Gene BED Module¶
Gene coordinate processing and BED file generation
Gene BED extraction and gene normalization module.
This module provides: - normalize_genes: For normalizing gene inputs (single gene, multiple genes, or file). - get_gene_bed: For generating a BED file corresponding to specified genes via snpEff genes2bed.
- variantcentrifuge.gene_bed.normalize_genes(gene_name_str, gene_file_str, logger)[source]¶
Normalize genes from either a single gene name, a list of genes, or a file.
If ‘all’ is provided or no genes after filtering, returns “all”.
- Parameters:
gene_name_str (str or None) – The gene name(s) provided via CLI (can be a single gene or space/comma-separated).
gene_file_str (str or None) – Path to a file containing gene names, one per line.
logger (logging.Logger) – Logger instance for logging messages.
- Returns:
A normalized, space-separated string of gene names, or “all”.
- Return type:
- Raises:
SystemExit – If no gene name or file is provided, or if the specified file does not exist.
- variantcentrifuge.gene_bed.get_gene_bed(reference, gene_name, interval_expand=0, add_chr=True, output_dir='output')[source]¶
Generate a BED file for the given gene(s) using snpEff genes2bed.
If gene_name == “all”, the command runs without specifying genes.

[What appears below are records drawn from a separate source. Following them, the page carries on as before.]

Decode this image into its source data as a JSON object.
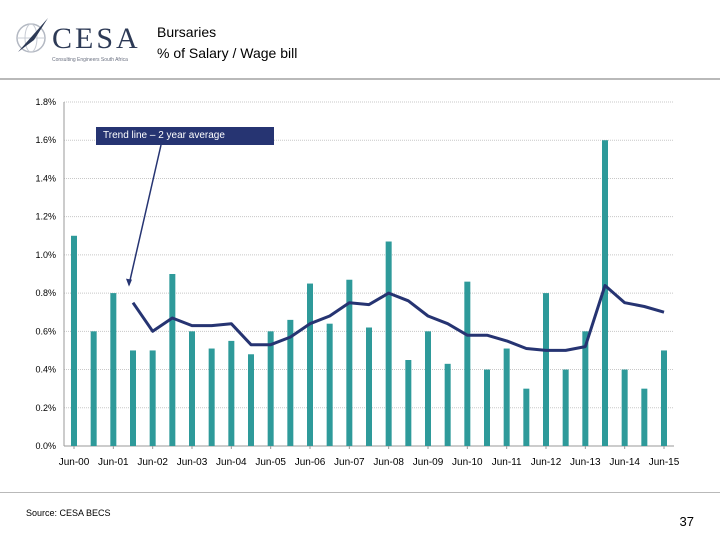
{
  "header": {
    "logo_text": "CESA",
    "logo_subtext": "Consulting Engineers South Africa",
    "title_line1": "Bursaries",
    "title_line2": "% of Salary / Wage bill"
  },
  "footer": {
    "source": "Source: CESA BECS",
    "page_number": "37"
  },
  "colors": {
    "bar": "#2e9a9a",
    "trend": "#263472",
    "grid": "#c8c8c8",
    "axis": "#9a9a9a"
  },
  "chart_data": {
    "type": "bar",
    "title": "Bursaries % of Salary / Wage bill",
    "xlabel": "",
    "ylabel": "",
    "ylim": [
      0,
      1.8
    ],
    "y_ticks": [
      "0.0%",
      "0.2%",
      "0.4%",
      "0.6%",
      "0.8%",
      "1.0%",
      "1.2%",
      "1.4%",
      "1.6%",
      "1.8%"
    ],
    "grid": true,
    "categories": [
      "Jun-00",
      "Dec-00",
      "Jun-01",
      "Dec-01",
      "Jun-02",
      "Dec-02",
      "Jun-03",
      "Dec-03",
      "Jun-04",
      "Dec-04",
      "Jun-05",
      "Dec-05",
      "Jun-06",
      "Dec-06",
      "Jun-07",
      "Dec-07",
      "Jun-08",
      "Dec-08",
      "Jun-09",
      "Dec-09",
      "Jun-10",
      "Dec-10",
      "Jun-11",
      "Dec-11",
      "Jun-12",
      "Dec-12",
      "Jun-13",
      "Dec-13",
      "Jun-14",
      "Dec-14",
      "Jun-15"
    ],
    "x_tick_labels": [
      "Jun-00",
      "Jun-01",
      "Jun-02",
      "Jun-03",
      "Jun-04",
      "Jun-05",
      "Jun-06",
      "Jun-07",
      "Jun-08",
      "Jun-09",
      "Jun-10",
      "Jun-11",
      "Jun-12",
      "Jun-13",
      "Jun-14",
      "Jun-15"
    ],
    "series": [
      {
        "name": "Bursaries % of salary",
        "kind": "bar",
        "values": [
          1.1,
          0.6,
          0.8,
          0.5,
          0.5,
          0.9,
          0.6,
          0.51,
          0.55,
          0.48,
          0.6,
          0.66,
          0.85,
          0.64,
          0.87,
          0.62,
          1.07,
          0.45,
          0.6,
          0.43,
          0.86,
          0.4,
          0.51,
          0.3,
          0.8,
          0.4,
          0.6,
          1.6,
          0.4,
          0.3,
          0.5
        ]
      },
      {
        "name": "Trend line – 2 year average",
        "kind": "line",
        "values": [
          null,
          null,
          null,
          0.75,
          0.6,
          0.67,
          0.63,
          0.63,
          0.64,
          0.53,
          0.53,
          0.57,
          0.64,
          0.68,
          0.75,
          0.74,
          0.8,
          0.76,
          0.68,
          0.64,
          0.58,
          0.58,
          0.55,
          0.51,
          0.5,
          0.5,
          0.52,
          0.84,
          0.75,
          0.73,
          0.7
        ]
      }
    ],
    "annotations": [
      {
        "text": "Trend line – 2 year average",
        "points_to": "Dec-01"
      }
    ]
  }
}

If multiple genes are provided, they are passed as arguments.
- Parameters:
reference (str) – The reference genome name compatible with snpEff.

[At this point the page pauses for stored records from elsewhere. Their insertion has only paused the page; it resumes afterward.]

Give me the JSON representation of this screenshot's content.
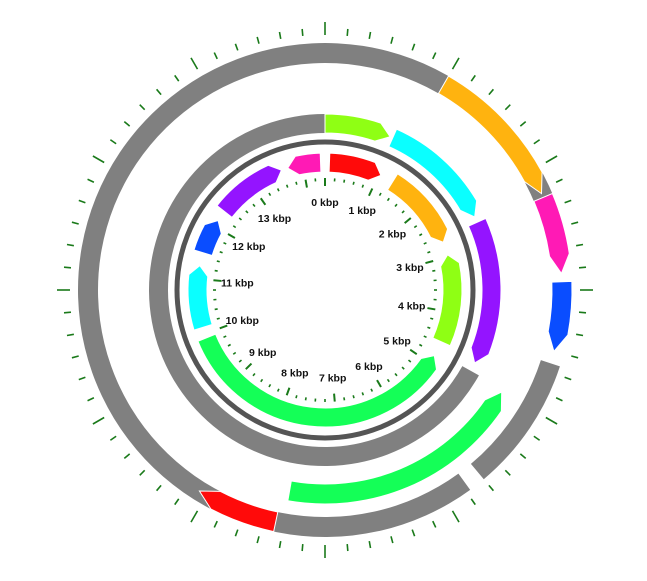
{
  "plasmid_map": {
    "total_kbp": 14.4,
    "ruler_labels": [
      "0 kbp",
      "1 kbp",
      "2 kbp",
      "3 kbp",
      "4 kbp",
      "5 kbp",
      "6 kbp",
      "7 kbp",
      "8 kbp",
      "9 kbp",
      "10 kbp",
      "11 kbp",
      "12 kbp",
      "13 kbp"
    ],
    "backbone_color": "#555555",
    "tick_color": "#1a7a1a",
    "tracks": [
      {
        "name": "inner-feature-ring",
        "features": [
          {
            "name": "red",
            "start_deg": 2,
            "end_deg": 26,
            "dir": "cw",
            "color": "#ff0a0a"
          },
          {
            "name": "orange",
            "start_deg": 32,
            "end_deg": 68,
            "dir": "cw",
            "color": "#ffb30f"
          },
          {
            "name": "lime",
            "start_deg": 74,
            "end_deg": 114,
            "dir": "ccw",
            "color": "#8fff14"
          },
          {
            "name": "green",
            "start_deg": 121,
            "end_deg": 248,
            "dir": "ccw",
            "color": "#14ff57"
          },
          {
            "name": "cyan",
            "start_deg": 253,
            "end_deg": 281,
            "dir": "cw",
            "color": "#0affff"
          },
          {
            "name": "blue",
            "start_deg": 287,
            "end_deg": 303,
            "dir": "cw",
            "color": "#0a4dff"
          },
          {
            "name": "purple",
            "start_deg": 308,
            "end_deg": 340,
            "dir": "cw",
            "color": "#9414ff"
          },
          {
            "name": "magenta",
            "start_deg": 343,
            "end_deg": 358,
            "dir": "ccw",
            "color": "#ff1ab5"
          }
        ]
      },
      {
        "name": "middle-feature-ring",
        "features": [
          {
            "name": "gray-arc",
            "start_deg": 119,
            "end_deg": 360,
            "dir": "none",
            "color": "#808080"
          },
          {
            "name": "lime",
            "start_deg": 0,
            "end_deg": 23,
            "dir": "cw",
            "color": "#8fff14"
          },
          {
            "name": "cyan",
            "start_deg": 24,
            "end_deg": 64,
            "dir": "cw",
            "color": "#0affff"
          },
          {
            "name": "purple",
            "start_deg": 66,
            "end_deg": 116,
            "dir": "cw",
            "color": "#9414ff"
          }
        ]
      },
      {
        "name": "outer-feature-ring",
        "features": [
          {
            "name": "gray-arc-main",
            "start_deg": 144,
            "end_deg": 428,
            "dir": "none",
            "color": "#808080"
          },
          {
            "name": "orange",
            "start_deg": 30,
            "end_deg": 66,
            "dir": "cw",
            "color": "#ffb30f"
          },
          {
            "name": "magenta",
            "start_deg": 67,
            "end_deg": 86,
            "dir": "cw",
            "color": "#ff1ab5"
          },
          {
            "name": "blue",
            "start_deg": 88,
            "end_deg": 105,
            "dir": "cw",
            "color": "#0a4dff"
          },
          {
            "name": "gray-arc-right",
            "start_deg": 108,
            "end_deg": 140,
            "dir": "none",
            "color": "#808080"
          },
          {
            "name": "green",
            "start_deg": 120,
            "end_deg": 190,
            "dir": "ccw",
            "color": "#14ff57"
          },
          {
            "name": "red",
            "start_deg": 192,
            "end_deg": 212,
            "dir": "cw",
            "color": "#ff0a0a"
          }
        ]
      }
    ]
  }
}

gene_name (str) – “all” or space-separated list of gene names.
interval_expand (int, optional) – Number of bases to expand upstream/downstream of the gene regions.
add_chr (bool, optional) – Whether to add a ‘chr’ prefix to chromosome names in the BED file.
output_dir (str, optional) – Directory to store cached BED files. Default is “output”.
- Returns:
Path to the final BED file.
- Return type:
- Raises:
subprocess.CalledProcessError – If the snpEff genes2bed or sorting command fails.